Studio album by Kikki Danielssons orkester
- Released: 5 November 1997
- Recorded: 1997
- Genre: Country, Dansband music
- Length: 49 minutes
- Label: Mariann Grammofon
- Producer: Mikael Wendt

Kikki Danielssons orkester chronology
| Hem till Norden (1996) | Ett hus med många rum (1997) | Dagar som kommer och går (1998) |

= Ett hus med många rum =

Ett hus med många rum is a studio album from Swedish dansband Kikki Danielssons orkester, formerly known as Kikki Danielsson & Roosarna. It was released in November 1997.

==Track listing==

| No. | Title | Writer(s) | Length |
|---|---|---|---|
| 1. | "Ett hus med många rum" | Lasse Holm, Ingela Forsman |  |
| 2. | "Kärleken har fått vingar" | Per Arne Thigerberg, Peter Bergqvist, Hans Backström |  |
| 3. | "Som ett ljus" | Mikael Wendt, Christer Lundh |  |
| 4. | "Jag kan aldrig leva utan dig" | Mikael Wendt,Christer Lundh |  |
| 5. | "Låt ett ljus få brinna" (Love Shine a Light) | Kimberley Rew, Mikael Wendt, Christer Lundh |  |
| 6. | "Låt oss leva för varann" | Thomas Thörnholm, Magnus Nordqvist |  |
| 7. | "Tro mig om du vill" | Mikael Wendt, Christer Lundh |  |
| 8. | "Lova mig att alltid stanna här" | Mikael Wendt, Christer Lundh |  |
| 9. | "Tjejer" | Peter Åhs |  |
| 10. | "Du ska veta" | Thomas Thörnholm, Carl Lösnitz |  |
| 11. | "Aldrig ta farväl" | Thomas Thörnholm, Magnus Nordqvist |  |
| 12. | "Jag älskar dig" | Bo Fransson, Kristina Morgärds |  |
| 13. | "Om det är mig du vill ha" | Mikael Wendt, Christer Lundh |  |
| 14. | "Make it through the Gray" | Michael Saxell, Chris Moore |  |
| 15. | "Kärlekens vindar" | Jörgen Andersson, Jörgen Persson |  |
| 16. | "Stilla stormen" | Michael Saxell |  |

==Svensktoppen==
Four of the songs were tested for the Swedish hitlist Svensktoppen.

===Kärlekens vindar===
"Kärlekens vindar" was on Svensktoppen during the period 21 June-26 July 1997. The song was on Svensktoppen for five weeks, with a 4th place as best result there.

===Tjejer===
"Tjejer" was on Svensktoppen during the period 13 September-4 October 1997. The song was on Svensktoppen for three weeks, with an 8th place as best result there.

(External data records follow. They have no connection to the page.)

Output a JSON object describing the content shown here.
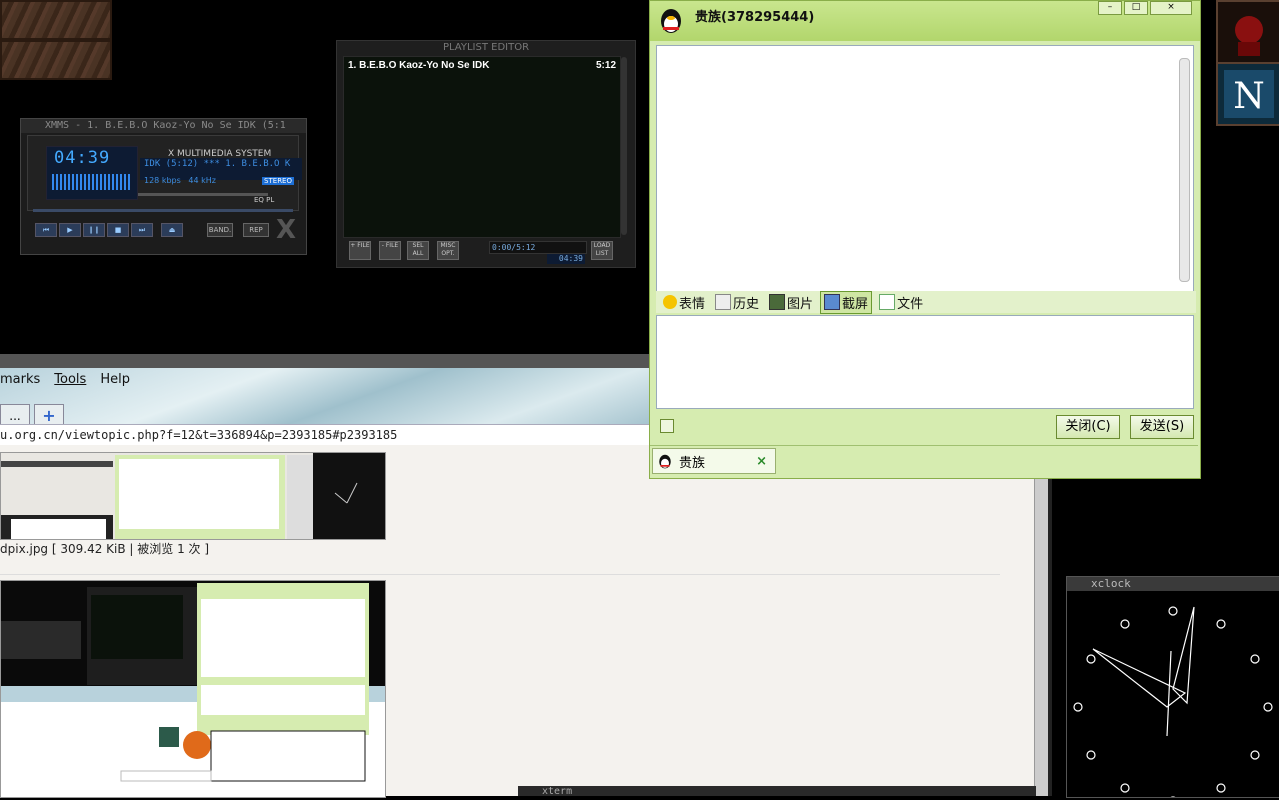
{
  "xmms": {
    "title": "XMMS - 1. B.E.B.O Kaoz-Yo No Se IDK (5:1",
    "time": "04:39",
    "system_label": "X MULTIMEDIA SYSTEM",
    "song_scroll": "IDK (5:12)  ***  1. B.E.B.O K",
    "bitrate": "128 kbps   44 kHz",
    "stereo_label": "STEREO",
    "eq_pl": "EQ  PL",
    "band_label": "BAND.",
    "rep_label": "REP"
  },
  "playlist": {
    "title": "PLAYLIST EDITOR",
    "items": [
      {
        "name": "1. B.E.B.O Kaoz-Yo No Se IDK",
        "length": "5:12"
      }
    ],
    "buttons": [
      "+ FILE",
      "- FILE",
      "SEL ALL",
      "MISC OPT.",
      "LOAD LIST"
    ],
    "time_display": "0:00/5:12",
    "time_small": "04:39"
  },
  "browser": {
    "menu": [
      "marks",
      "Tools",
      "Help"
    ],
    "url": "u.org.cn/viewtopic.php?f=12&t=336894&p=2393185#p2393185",
    "caption": "dpix.jpg [ 309.42 KiB | 被浏览 1 次 ]",
    "tab_ellipsis": "...",
    "new_tab": "+"
  },
  "qq": {
    "contact_title": "贵族(378295444)",
    "tools": [
      "表情",
      "历史",
      "图片",
      "截屏",
      "文件"
    ],
    "close_button": "关闭(C)",
    "send_button": "发送(S)",
    "tab_name": "贵族",
    "tab_close": "×",
    "minimize": "–",
    "maximize": "□",
    "close": "×"
  },
  "xclock": {
    "title": "xclock"
  },
  "xterm": {
    "title": "xterm"
  },
  "colors": {
    "qq_green": "#d6ecb0",
    "xmms_blue": "#3d8de0"
  }
}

===Ett hus med många rum===
The title track "Ett hus med många rum", written by Lasse Holm and Ingela "Pling" Forsman, is a peace song which was made for the year 2000. The song was on Svensktoppen during the period 3–17 January 1998. The song was on Svensktoppen for three weeks, with a 6th place as best result there.

===Kärleken har fått vingar===
"Kärleken har fått vingar" was on Svensktoppen during the period 21 March-2 May 1998. The song was on Svensktoppen for six weeks, with a 5th place as best result there.